Но тетя Лида так просто не сдается. Работа с кредитами сделала из нее человека с железным характером. Вечером она звонит моей маме и пытается вразумить ее, словно имеет на это право. Мама краснеет, вздыхает, вставляет фразы типа: «Я подумала, это просто диатез», «Ну какие оральные контрацептивы, 13 лет ребенку», понуро угукает. Наверное, после такого мама наденет на меня паранджу, чтобы я больше не позорила ее перед людьми. Или вообще запретит выходить на улицу до полного выздоровления — то есть навсегда. Эта мысль подстегивает мои воспаленные железы; слезная соль струится по мелким кожным трещинкам, щиплет, как яблочный уксус.

Обескураженная мама наконец кладет трубку. Вопреки моим ожиданиям, она ничего не говорит про паранджу и затворничество, а протягивает мне бумажку с номером телефона: «Регистратура. Позвони завтра с утра, запишись. Василий Викторович, зав. отделением, от Лидии Алексеевны».
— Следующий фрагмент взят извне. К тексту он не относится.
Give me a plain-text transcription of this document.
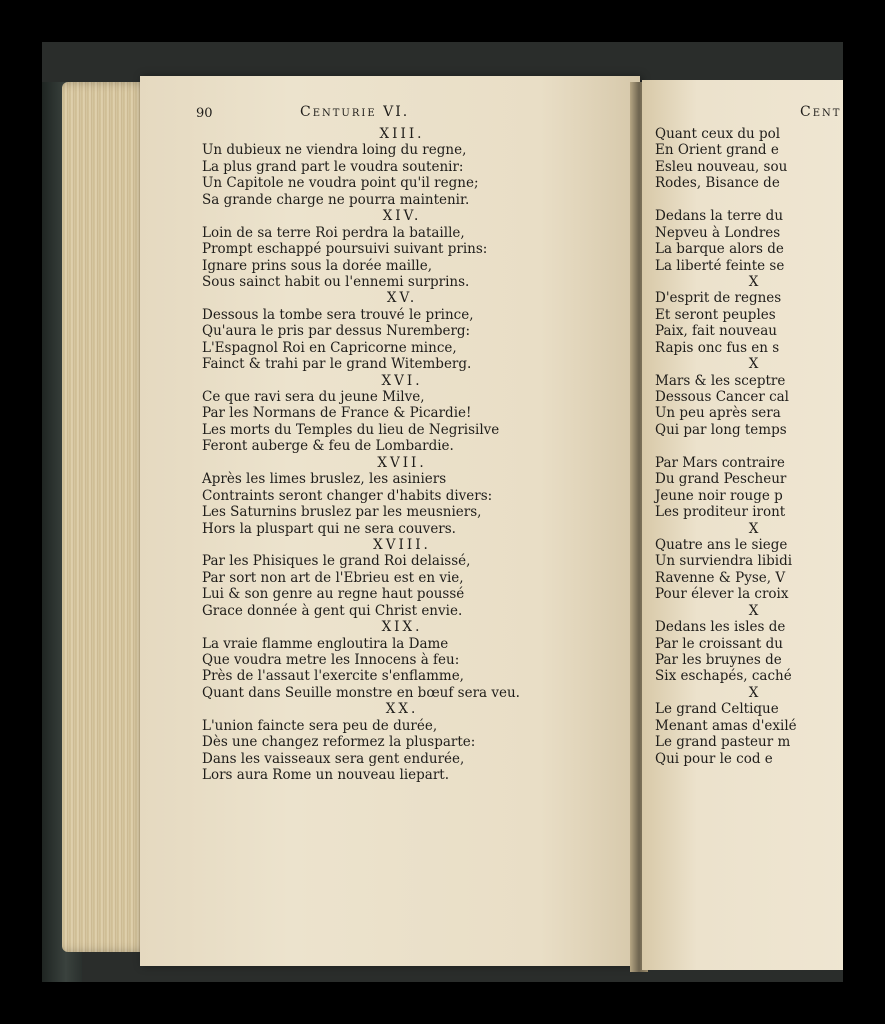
90	Centurie VI.
XIII.
Un dubieux ne viendra loing du regne,
La plus grand part le voudra soutenir:
Un Capitole ne voudra point qu'il regne;
Sa grande charge ne pourra maintenir.
XIV.
Loin de sa terre Roi perdra la bataille,
Prompt eschappé poursuivi suivant prins:
Ignare prins sous la dorée maille,
Sous sainct habit ou l'ennemi surprins.
XV.
Dessous la tombe sera trouvé le prince,
Qu'aura le pris par dessus Nuremberg:
L'Espagnol Roi en Capricorne mince,
Fainct & trahi par le grand Witemberg.
XVI.
Ce que ravi sera du jeune Milve,
Par les Normans de France & Picardie!
Les morts du Temples du lieu de Negrisilve
Feront auberge & feu de Lombardie.
XVII.
Après les limes bruslez, les asiniers
Contraints seront changer d'habits divers:
Les Saturnins bruslez par les meusniers,
Hors la pluspart qui ne sera couvers.
XVIII.
Par les Phisiques le grand Roi delaissé,
Par sort non art de l'Ebrieu est en vie,
Lui & son genre au regne haut poussé
Grace donnée à gent qui Christ envie.
XIX.
La vraie flamme engloutira la Dame
Que voudra metre les Innocens à feu:
Près de l'assaut l'exercite s'enflamme,
Quant dans Seuille monstre en bœuf sera veu.
XX.
L'union faincte sera peu de durée,
Dès une changez reformez la plusparte:
Dans les vaisseaux sera gent endurée,
Lors aura Rome un nouveau liepart.
Cent
Quant ceux du pol
En Orient grand e
Esleu nouveau, sou
Rodes, Bisance de
Dedans la terre du
Nepveu à Londres
La barque alors de
La liberté feinte se
X
D'esprit de regnes
Et seront peuples
Paix, fait nouveau
Rapis onc fus en s
X
Mars & les sceptre
Dessous Cancer cal
Un peu après sera
Qui par long temps
Par Mars contraire
Du grand Pescheur
Jeune noir rouge p
Les proditeur iront
X
Quatre ans le siege
Un surviendra libidi
Ravenne & Pyse, V
Pour élever la croix
X
Dedans les isles de
Par le croissant du
Par les bruynes de
Six eschapés, caché
X
Le grand Celtique
Menant amas d'exilé
Le grand pasteur m
Qui pour le cod e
Откуда сама Лидия Алексеевна знает Василия Викторовича? Что она у него лечила? В другой ситуации я обязательно задалась бы этим вопросом. Пошлые шуточки и пикантные догадки не чужды мне и моему пубертатному окружению. Узнай об этом учительница литературы, которая считает меня ангелом во плоти, у нее случился бы инфаркт. Но сейчас мне больно даже дышать, не то что лишний раз «нести всякую ерунду». Я покорно киваю и кладу бумажку между страницами недочитанного «Сильмариллиона». Какое мне теперь чтение.

* * *

Просыпаюсь, не могу разомкнуть глаз — засохшая слизь склеила ресницы. Иду в ванную на ощупь. Долго, бережно оттираю веки махровым полотенцем, смоченным в воде. В теплой ванной так приятно, я бы провела здесь целый день. Но в регистратуру надо звонить ровно в восемь и ни минутой позже. Иначе шанса записаться не будет, только выговор от дежурной. Но что я скажу? Она ведь не станет выслушивать полный набор моих странных симптомов. Ей надо сразу, четко обозначить суть, иначе зарычит и бросит трубку.
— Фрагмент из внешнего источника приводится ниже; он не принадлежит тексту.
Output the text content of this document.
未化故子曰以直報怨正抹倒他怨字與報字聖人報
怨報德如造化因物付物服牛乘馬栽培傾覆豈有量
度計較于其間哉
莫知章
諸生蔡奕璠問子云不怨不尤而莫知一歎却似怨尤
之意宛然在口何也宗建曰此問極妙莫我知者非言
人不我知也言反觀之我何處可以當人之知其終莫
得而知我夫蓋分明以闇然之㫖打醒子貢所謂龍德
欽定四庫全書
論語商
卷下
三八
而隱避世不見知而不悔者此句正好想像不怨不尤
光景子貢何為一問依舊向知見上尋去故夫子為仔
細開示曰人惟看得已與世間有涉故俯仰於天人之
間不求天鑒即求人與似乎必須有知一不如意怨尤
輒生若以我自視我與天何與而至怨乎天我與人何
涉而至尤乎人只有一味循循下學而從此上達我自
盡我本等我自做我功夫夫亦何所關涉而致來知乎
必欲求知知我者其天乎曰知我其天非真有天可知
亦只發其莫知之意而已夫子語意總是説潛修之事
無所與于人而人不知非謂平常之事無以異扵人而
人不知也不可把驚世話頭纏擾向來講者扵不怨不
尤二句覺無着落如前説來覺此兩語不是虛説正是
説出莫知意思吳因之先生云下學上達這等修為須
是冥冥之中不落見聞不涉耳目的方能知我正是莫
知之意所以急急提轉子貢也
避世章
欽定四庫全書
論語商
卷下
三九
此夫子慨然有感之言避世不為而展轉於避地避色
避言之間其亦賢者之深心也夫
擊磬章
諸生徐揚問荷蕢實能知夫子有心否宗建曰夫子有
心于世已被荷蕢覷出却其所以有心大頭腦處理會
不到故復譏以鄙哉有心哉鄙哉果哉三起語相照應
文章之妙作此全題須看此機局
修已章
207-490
Родители уже на работе, бабушка дремлет у себя. Не будить же ее: она и так все время велит мне быть самостоятельней. Такая у нее теперь стратегия воспитания.

Восемь ноль пять. Пора. Дрожащей рукой достаю записку с именем доктора из книжки; «Сильмариллион», балансируя, падает на пол, корешком прямо по босым пальцам. Уф. Набираю номер. Сердце прыгает, ударяясь то об пятки, то об горло. Может, там сегодня выходной? Вот бы…

— Регистратура!

— Здравствуйте. У меня… вопрос.

— Говорите!

— Я бы хотела записаться к доктору, который занимается кожными вопросами.
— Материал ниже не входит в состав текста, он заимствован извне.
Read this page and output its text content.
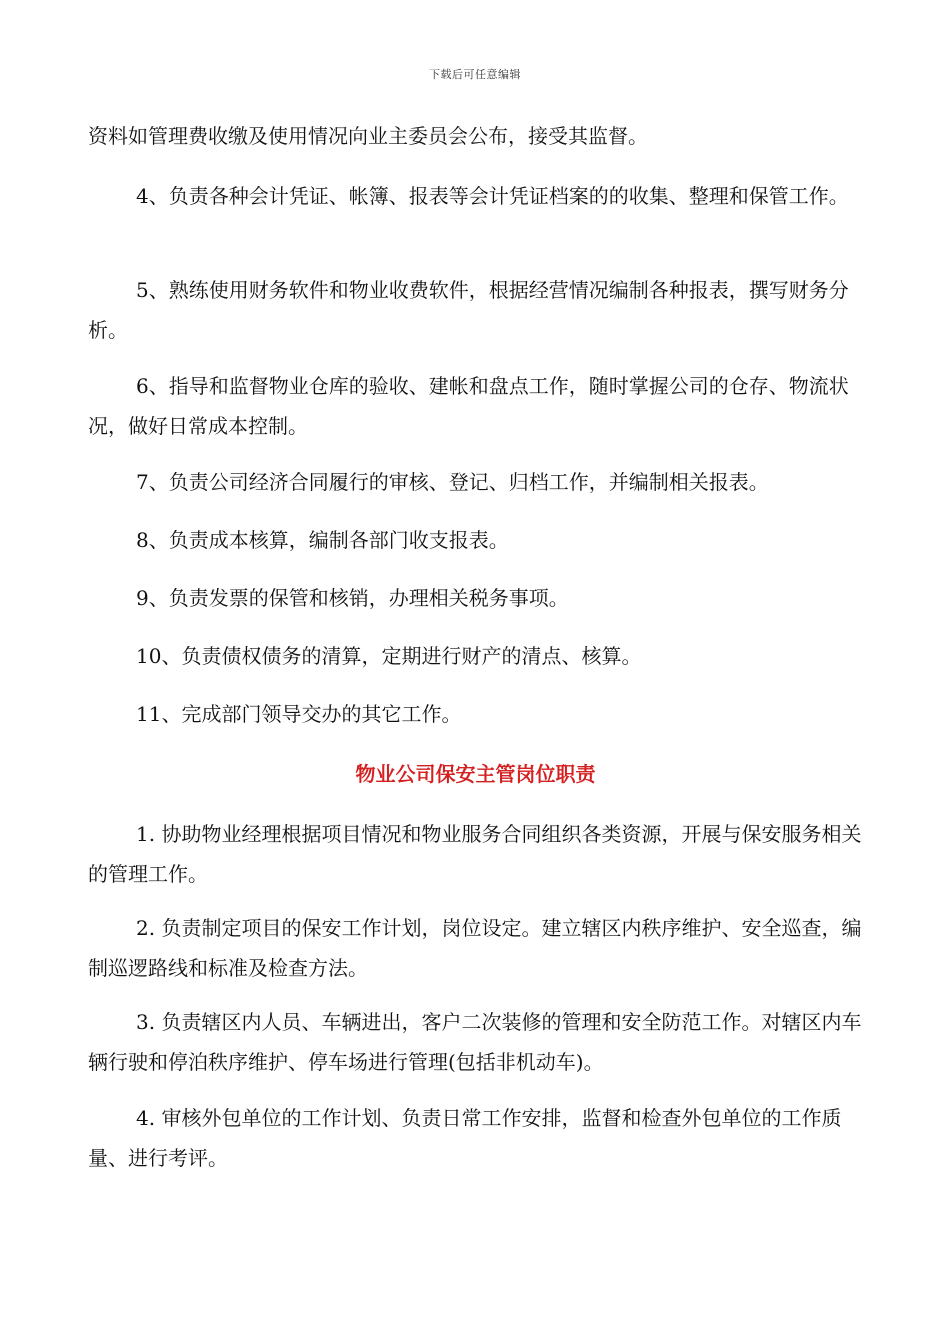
下载后可任意编辑

资料如管理费收缴及使用情况向业主委员会公布，接受其监督。

4、负责各种会计凭证、帐簿、报表等会计凭证档案的的收集、整理和保管工作。

5、熟练使用财务软件和物业收费软件，根据经营情况编制各种报表，撰写财务分析。

6、指导和监督物业仓库的验收、建帐和盘点工作，随时掌握公司的仓存、物流状况，做好日常成本控制。

7、负责公司经济合同履行的审核、登记、归档工作，并编制相关报表。

8、负责成本核算，编制各部门收支报表。

9、负责发票的保管和核销，办理相关税务事项。

10、负责债权债务的清算，定期进行财产的清点、核算。

11、完成部门领导交办的其它工作。

物业公司保安主管岗位职责

1. 协助物业经理根据项目情况和物业服务合同组织各类资源，开展与保安服务相关的管理工作。

2. 负责制定项目的保安工作计划，岗位设定。建立辖区内秩序维护、安全巡查，编制巡逻路线和标准及检查方法。

3. 负责辖区内人员、车辆进出，客户二次装修的管理和安全防范工作。对辖区内车辆行驶和停泊秩序维护、停车场进行管理(包括非机动车)。

4. 审核外包单位的工作计划、负责日常工作安排，监督和检查外包单位的工作质量、进行考评。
— У нас много докторов, кого конкретно надо?!

— Мне… — Неужели я это все-таки произнесу? — Мне к Викентию Васильчу.

— Василий Викторович расписан на месяц!

Фух, пронесло; через месяц он мне уже будет не нужен — либо все само пройдет, либо я совсем облезу, и дело с концом. Палец тянется нажать «отбой», но трубка вдруг разражается удивленным воплем:

— А, нет, девушка, есть! Сегодня в шестнадцать окно! Записываю?!

О-о-о, нет. То есть да, конечно. Почему я всегда соглашаюсь с тем, чего на самом деле не хочу? Кому это надо? Мне. Я ведь хочу выздороветь. Но мне не надо так, чтобы соседка позвонила маме, узнала об отказе, а потом выспросила у своего ненаглядного доктора, что место все-таки было, а я струсила! Это будет позорище. Люди, которые всем причиняют добро, очень не любят, когда их помощь кто-то отвергает.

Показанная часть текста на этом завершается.